Scalloped Shrimp and Potatoes Recipe
- 1 package (4.9 ounces) scalloped potatoes
- 2-1/4 cups water
- 1/3 cup 2% milk
- 1 pound peeled and deveined cooked medium shrimp
- 3 cups fresh baby spinach, coarsely chopped
- 1 cup (4 ounces) shredded Colby-Monterey Jack cheese
- 1. In a large skillet, combine the potatoes, contents of sauce mix packet, water and milk. Bring to a boil. Reduce heat; cover and simmer for 8-10 minutes or until potatoes are tender, stirring occasionally.
- 2. Add shrimp and spinach. Cook and stir until spinach is wilted. Stir in cheese until melted. Yield: 4 servings.
1 cup equals 362 calories, 12 g fat (7 g saturated fat), 201 mg cholesterol, 925 mg sodium, 30 g carbohydrate, 4 g fiber, 33 g protein.
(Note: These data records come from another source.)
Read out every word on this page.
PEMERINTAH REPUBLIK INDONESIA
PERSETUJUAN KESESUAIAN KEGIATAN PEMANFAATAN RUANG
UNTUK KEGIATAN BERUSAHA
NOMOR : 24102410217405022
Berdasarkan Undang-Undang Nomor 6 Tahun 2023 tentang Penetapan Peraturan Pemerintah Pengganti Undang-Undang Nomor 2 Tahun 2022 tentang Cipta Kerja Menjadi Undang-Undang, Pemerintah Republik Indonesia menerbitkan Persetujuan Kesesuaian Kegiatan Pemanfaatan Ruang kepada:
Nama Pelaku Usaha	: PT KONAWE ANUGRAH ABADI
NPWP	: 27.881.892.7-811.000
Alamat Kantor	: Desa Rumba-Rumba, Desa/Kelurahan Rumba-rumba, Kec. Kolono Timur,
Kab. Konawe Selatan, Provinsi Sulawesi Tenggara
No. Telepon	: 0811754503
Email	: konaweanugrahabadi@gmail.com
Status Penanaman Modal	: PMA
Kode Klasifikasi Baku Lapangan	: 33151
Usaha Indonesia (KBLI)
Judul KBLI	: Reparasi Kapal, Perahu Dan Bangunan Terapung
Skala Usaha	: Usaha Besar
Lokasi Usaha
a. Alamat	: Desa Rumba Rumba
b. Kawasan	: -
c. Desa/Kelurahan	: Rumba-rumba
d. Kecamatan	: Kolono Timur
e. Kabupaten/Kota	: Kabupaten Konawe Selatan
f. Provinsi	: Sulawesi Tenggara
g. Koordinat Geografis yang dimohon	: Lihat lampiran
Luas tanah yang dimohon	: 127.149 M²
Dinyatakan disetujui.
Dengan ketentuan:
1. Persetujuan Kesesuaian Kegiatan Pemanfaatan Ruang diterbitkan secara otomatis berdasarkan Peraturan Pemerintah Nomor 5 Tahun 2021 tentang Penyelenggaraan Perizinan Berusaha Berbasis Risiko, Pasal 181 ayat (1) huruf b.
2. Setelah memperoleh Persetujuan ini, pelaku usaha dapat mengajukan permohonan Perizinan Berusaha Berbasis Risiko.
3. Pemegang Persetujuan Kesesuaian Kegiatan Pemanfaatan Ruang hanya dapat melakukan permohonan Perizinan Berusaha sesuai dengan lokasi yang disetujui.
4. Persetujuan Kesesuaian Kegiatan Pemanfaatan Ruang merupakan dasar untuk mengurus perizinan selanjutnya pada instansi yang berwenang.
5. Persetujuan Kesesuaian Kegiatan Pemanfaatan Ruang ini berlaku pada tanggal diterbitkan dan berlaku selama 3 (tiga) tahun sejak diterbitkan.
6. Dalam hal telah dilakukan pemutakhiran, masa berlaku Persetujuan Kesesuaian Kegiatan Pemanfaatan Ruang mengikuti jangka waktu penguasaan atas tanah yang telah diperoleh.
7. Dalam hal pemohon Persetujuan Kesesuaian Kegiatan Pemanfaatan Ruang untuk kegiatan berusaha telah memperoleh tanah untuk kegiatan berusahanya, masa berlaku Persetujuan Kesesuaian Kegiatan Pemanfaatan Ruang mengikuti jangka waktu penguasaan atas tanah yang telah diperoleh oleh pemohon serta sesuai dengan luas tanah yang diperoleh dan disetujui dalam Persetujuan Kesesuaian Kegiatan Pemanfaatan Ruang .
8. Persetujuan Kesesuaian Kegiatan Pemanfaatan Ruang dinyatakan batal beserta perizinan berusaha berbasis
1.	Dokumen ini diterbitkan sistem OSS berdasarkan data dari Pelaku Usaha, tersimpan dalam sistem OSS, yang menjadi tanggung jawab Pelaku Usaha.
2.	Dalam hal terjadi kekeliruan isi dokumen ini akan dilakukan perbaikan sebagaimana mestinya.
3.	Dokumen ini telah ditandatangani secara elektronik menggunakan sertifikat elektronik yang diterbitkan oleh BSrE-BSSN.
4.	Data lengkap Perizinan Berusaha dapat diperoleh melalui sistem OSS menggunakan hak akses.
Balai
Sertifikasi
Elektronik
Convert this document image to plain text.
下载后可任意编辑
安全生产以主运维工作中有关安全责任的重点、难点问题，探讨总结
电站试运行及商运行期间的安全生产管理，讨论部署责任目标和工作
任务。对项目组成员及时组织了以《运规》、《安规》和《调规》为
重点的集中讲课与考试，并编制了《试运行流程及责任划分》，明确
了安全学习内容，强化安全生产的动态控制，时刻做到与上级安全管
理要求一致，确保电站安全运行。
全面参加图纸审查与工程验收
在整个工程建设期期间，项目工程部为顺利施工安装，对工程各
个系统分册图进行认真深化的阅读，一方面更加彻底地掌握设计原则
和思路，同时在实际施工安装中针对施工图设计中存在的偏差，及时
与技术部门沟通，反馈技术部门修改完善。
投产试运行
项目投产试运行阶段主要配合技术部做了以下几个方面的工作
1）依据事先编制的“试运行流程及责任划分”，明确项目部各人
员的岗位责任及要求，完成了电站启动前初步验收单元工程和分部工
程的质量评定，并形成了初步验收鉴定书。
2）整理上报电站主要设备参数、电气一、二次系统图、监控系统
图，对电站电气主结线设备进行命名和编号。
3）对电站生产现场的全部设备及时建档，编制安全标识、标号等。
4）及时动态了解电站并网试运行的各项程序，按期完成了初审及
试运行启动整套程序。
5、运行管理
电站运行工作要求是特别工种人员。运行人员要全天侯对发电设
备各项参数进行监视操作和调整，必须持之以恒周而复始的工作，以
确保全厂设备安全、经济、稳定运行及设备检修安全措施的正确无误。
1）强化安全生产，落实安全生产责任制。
Reviews for Scalloped Shrimp and Potatoes
"Quick and delicious. Tastes kinda of like a baked potato soup with shrimp and spinach. Or like a soupy spinach fondue with shrimp:)"
"I thought all these ingredients would go together good. I was disappointed. It was just okay. I thought the shrimp got lost in the sauce. I don't think I will make this again."
"I liked the sounds of this recipe, but made some changes/additions...added 1 tsp. seafood seasoning, 3/4 tsp. dillweed, and used old cheddar because that's what I had instead. Then I baked it in the oven @350F for 20 minutes. Yum!"
"Very yummy and super easy!!! The only thing I would do...is TRY to find a boxed potato that isn't as salty as the one I used!"
Light-Bodied White Wine
Enjoy this recipe with a light-bodied white wine such as Sauvignon Blanc or Pinot Grigio.